The advances of the graphics programing unit (GPU) architecture and its rapidly evolving towards general purpose GPU make a series of applications adopt a general purpose (GPGPU) and a graphics computing interoperability approach in which the first is used for heavy calculations and the second for 3D graphics rendering. Because GPGPU exposes several hardware features, such as shared memory and thread synchronization mechanism, it allows a developer to write more efficient code. Nevertheless, we conjecture that such hardware features are also available in the graphics computing interface OpenGL 4.5 or later through the graphics concepts: blending, transform feedback, tessellation and instancing. In this paper we assess our conjecture by implementing an N-body simulation with both approaches. We indeed devise a novel non-graphics application to the tessellation hardware and the instanced rendering circuit. Instead of refining a mesh, we use the abstract patch for gaining direct accesses to shared memory.
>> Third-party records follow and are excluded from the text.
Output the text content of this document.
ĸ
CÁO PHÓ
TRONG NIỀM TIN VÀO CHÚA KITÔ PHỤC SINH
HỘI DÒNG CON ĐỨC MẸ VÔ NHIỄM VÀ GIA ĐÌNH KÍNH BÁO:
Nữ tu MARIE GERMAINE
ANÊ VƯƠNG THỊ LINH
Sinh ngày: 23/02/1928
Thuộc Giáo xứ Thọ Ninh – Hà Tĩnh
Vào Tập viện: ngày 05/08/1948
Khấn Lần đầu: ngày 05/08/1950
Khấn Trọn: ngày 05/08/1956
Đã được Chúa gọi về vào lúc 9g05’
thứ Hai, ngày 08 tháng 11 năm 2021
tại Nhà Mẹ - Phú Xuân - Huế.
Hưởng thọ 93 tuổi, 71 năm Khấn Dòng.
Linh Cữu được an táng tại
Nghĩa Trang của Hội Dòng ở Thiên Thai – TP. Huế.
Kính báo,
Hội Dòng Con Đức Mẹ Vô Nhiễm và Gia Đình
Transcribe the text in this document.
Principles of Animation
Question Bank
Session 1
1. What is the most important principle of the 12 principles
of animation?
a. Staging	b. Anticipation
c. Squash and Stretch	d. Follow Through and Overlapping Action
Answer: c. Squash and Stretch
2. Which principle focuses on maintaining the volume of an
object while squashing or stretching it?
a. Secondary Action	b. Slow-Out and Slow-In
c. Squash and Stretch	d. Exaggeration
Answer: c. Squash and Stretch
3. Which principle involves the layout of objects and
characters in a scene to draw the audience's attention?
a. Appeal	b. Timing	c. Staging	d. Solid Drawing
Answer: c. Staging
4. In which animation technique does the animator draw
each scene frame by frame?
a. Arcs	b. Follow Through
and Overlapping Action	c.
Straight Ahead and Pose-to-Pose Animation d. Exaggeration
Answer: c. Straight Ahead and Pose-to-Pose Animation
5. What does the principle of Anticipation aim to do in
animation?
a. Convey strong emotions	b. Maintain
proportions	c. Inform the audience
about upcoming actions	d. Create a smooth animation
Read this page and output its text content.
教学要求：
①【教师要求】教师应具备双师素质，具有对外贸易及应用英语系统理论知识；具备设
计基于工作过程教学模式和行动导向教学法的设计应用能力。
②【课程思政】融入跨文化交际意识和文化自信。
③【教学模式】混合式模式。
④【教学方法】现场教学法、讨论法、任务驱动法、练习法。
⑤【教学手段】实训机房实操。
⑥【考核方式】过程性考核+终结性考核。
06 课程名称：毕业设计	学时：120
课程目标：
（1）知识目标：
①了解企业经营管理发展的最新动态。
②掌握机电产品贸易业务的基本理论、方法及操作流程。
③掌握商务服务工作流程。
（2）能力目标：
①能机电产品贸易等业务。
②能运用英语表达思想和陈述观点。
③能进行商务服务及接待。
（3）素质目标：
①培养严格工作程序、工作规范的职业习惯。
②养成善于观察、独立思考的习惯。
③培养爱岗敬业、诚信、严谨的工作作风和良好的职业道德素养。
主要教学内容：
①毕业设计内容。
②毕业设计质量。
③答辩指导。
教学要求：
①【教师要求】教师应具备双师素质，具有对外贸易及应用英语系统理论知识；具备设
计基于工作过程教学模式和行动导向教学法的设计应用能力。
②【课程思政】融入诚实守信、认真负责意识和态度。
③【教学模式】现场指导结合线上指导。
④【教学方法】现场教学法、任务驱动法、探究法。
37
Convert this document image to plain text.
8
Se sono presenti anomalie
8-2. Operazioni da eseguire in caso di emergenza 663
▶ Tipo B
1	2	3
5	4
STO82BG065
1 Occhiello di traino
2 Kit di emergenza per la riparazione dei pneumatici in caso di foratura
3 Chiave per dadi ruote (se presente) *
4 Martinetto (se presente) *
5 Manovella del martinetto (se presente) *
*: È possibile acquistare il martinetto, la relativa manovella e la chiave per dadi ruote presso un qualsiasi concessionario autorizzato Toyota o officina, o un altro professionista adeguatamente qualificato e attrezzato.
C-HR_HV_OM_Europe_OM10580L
In the place of drawing multiple objects, we apply the instanced rendering technology for improving sequential data accesses. Comparative timing analysis is provided. We believe that these results provide better understanding of the graphics features that are useful for closing the performance gap between OpenGL and a GPGPU architecture, and open a new perspective on implementing solely with the OpenGL graphics applications that require both intense, but pre-specified, memory accesses and 3D graphics rendering.